Looking for REO property or a foreclosure in Oviedo?
Just as with any home purchase, your smartest move is to hire a professional real estate agent.
What is an REO?
"REO" or Real Estate Owned are properties which have completed the foreclosure process and are presently possessed by the bank or mortgage company. This is not the same as real estate up for foreclosure auction.
When buying a property during a foreclosure sale, you must pay at least the loan balance plus any interest and other fees amassed during the foreclosure process. The buyer must also be ready to pay with cash in hand. Finally, you'll accept the property totally as is. That possibly could include prevailing liens and even current residents that may require expulsion.
A bank-owned property, by contrast, is a more tidy and attractive transaction. The REO property didn't find a buyer during foreclosure auction. Now the lender owns it. The lender will attend to the elimination of tax liens, evict occupants if needed and generally organize for the issuance of a title insurance policy to the buyer at closing.
Do be aware that REOs may be exempt from normal disclosure requirements.
For example, in Texas, it is optional for foreclosures to have a Property Disclosure Statement,
a document that typically requires sellers to make known any defects of which they are knowledgeable.
By hiring Charles Rutenberg Realty, you can rest assured knowing all parties are fulfilling Florida state disclosure requirements.
Are REO properties a bargain in Oviedo?
It is frequently thought that any foreclosure must be a good buy and a possibility for guaranteed profit. This simply isn't true. You have to be prudent about buying a repossession if your intent is to make money off of it. Even though the bank is usually eager to offload it soon, they are also looking to get as much as they can for it.
When pondering what to pay for REO property, carefully analyze comparable sales in the neighborhood and be sure to take into account the time and cost of any repairs or remodeling needed to prepare the house for resale.
There are bargains with potential to make money, and many people do very well buying foreclosures. However there are also many REOs that are not good buys and not likely to turn a profit.
Prepared to make an offer?
Most banks have staff dedicated to REO that you'll work with while buying REO property from them. Typically the REO department will use a listing agent to get their REO properties listed on the local MLS.
Before making your offer, you'll want to contact either the listing agent or REO department at the bank and learn as much as you can about what they know regarding the condition of the property and what their process is for getting offers.
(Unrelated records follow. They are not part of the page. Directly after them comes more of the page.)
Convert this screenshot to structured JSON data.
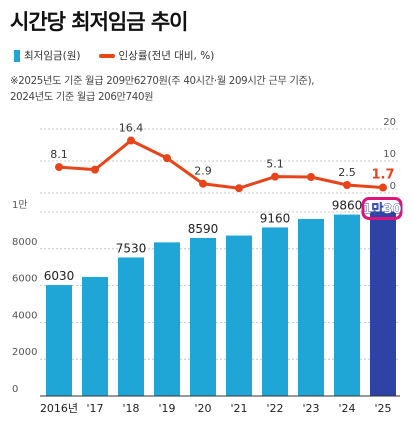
{
  "title": "시간당 최저임금 추이",
  "legend": {
    "bar_label": "최저임금(원)",
    "line_label": "인상률(전년 대비, %)"
  },
  "notes": [
    "※2025년도 기준 월급 209만6270원(주 40시간·월 209시간 근무 기준),",
    "  2024년도 기준 월급 206만740원"
  ],
  "colors": {
    "bar": "#1fa6d6",
    "bar_highlight": "#2e43a6",
    "line": "#e8441a",
    "highlight_marker": "#e0127c"
  },
  "chart_data": {
    "type": "bar",
    "categories": [
      "2016년",
      "'17",
      "'18",
      "'19",
      "'20",
      "'21",
      "'22",
      "'23",
      "'24",
      "'25"
    ],
    "series": [
      {
        "name": "최저임금(원)",
        "type": "bar",
        "values": [
          6030,
          6470,
          7530,
          8350,
          8590,
          8720,
          9160,
          9620,
          9860,
          10030
        ],
        "data_labels": [
          "6030",
          "",
          "7530",
          "",
          "8590",
          "",
          "9160",
          "",
          "9860",
          "1만30"
        ]
      },
      {
        "name": "인상률(전년 대비, %)",
        "type": "line",
        "values": [
          8.1,
          7.3,
          16.4,
          10.9,
          2.9,
          1.5,
          5.1,
          5.0,
          2.5,
          1.7
        ],
        "data_labels": [
          "8.1",
          "",
          "16.4",
          "",
          "2.9",
          "",
          "5.1",
          "",
          "2.5",
          "1.7"
        ]
      }
    ],
    "left_axis": {
      "ticks": [
        "0",
        "2000",
        "4000",
        "6000",
        "8000",
        "1만"
      ],
      "ylim": [
        0,
        10000
      ]
    },
    "right_axis": {
      "ticks": [
        "0",
        "10",
        "20"
      ],
      "ylim": [
        0,
        20
      ]
    },
    "highlight_index": 9
  }
}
Since banks almost always sell REO properties "as is", it may be in your best interest to include an inspection contingency in your offer that gives you time to check for unseen damage and cancel the offer if you find it.
If, as a buyer, you can provide documentation showing your ability to pay, such as a pre-approval letter from a lender, your offer will be more attractive and likely be accepted. (This is generally true for any type of real estate offer.)
Once you've presented your offer, it's customary for the bank to respond with a counter offer. From there it will be your decision whether to accept their counter, or offer a counter to the counter offer.
Your deal could be settled in one day, but that's usually not the case. Since offers and counter offers usually give the other party a day or longer to respond (and employees at a bank don't work nights or weekends) you could be looking at a week or longer.